As Christmas bore down on them, his exhaustion, fueled by sleepless nights and cafeteria food, began to take its toll, and Griffin felt his tenuous grip on reality begin to fray, as if he, too, were being dosed with morphine. He found himself sleeping when she did, dreaming fitfully, the Browning story in his lap. More than once he awoke with his mother’s eyes on him, an enigmatic smile playing on her lips. “You aren’t the only one with a story to tell, you know,” she said one afternoon.

“I’m sure that’s true,” he replied. He had exactly no desire to be the beneficiary of any morphine-fueled revelations, and the nurses had warned him to try to steer clear of upsetting topics. He hoped she’d let the subject drop, but a few minutes later, she said, “I bet you didn’t know your father and I were lovers right to the end.”
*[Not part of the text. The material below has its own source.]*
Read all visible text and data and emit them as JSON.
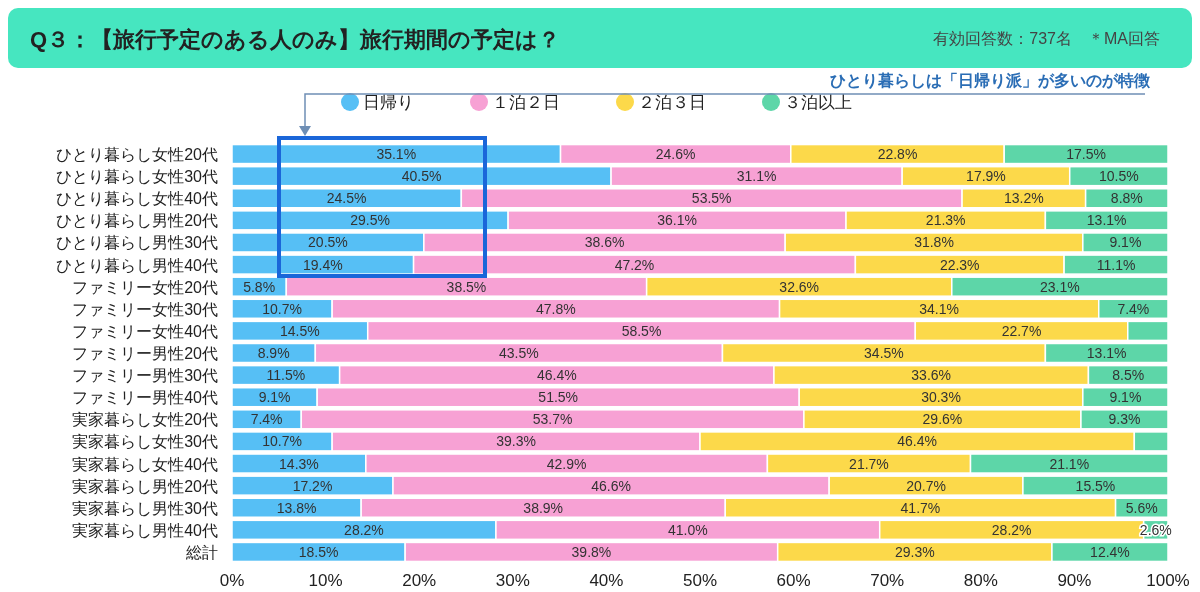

That, as it turned out, was the opening salvo, a warning shot across his bow, the beginning of what over the next few days he’d come to think of as his mother’s Morphine Narrative. Chronically short of breath now, she delivered it the only way she could, in short installments, like an old Saturday matinee serial. After each segment she closed her eyes and slept, or pretended to, leaving him to digest and puzzle over what she’d told him.

The real reason Claudia had abandoned his father, his mother now explained, was that she’d discovered they were still sexually involved. She’d visited him off and on that whole period, telling Bartleby-who was easy to lie to, since he preferred not knowing anyway-that she was attending conferences. She claimed Griffin himself had nearly found them out when he visited his father in Amherst. She’d meant to leave well before he arrived, but her car, parked in plain sight in the driveway, wouldn’t start. The engine had turned over just in the nick of time. They’d actually driven past each other on his father’s street, but he’d been off in his own world and hadn’t noticed her. The first installment had ended here, and when Griffin asked why she was telling him these things at such great cost, she said, “So you’ll know. You think you know all about your father and me, but you don’t.”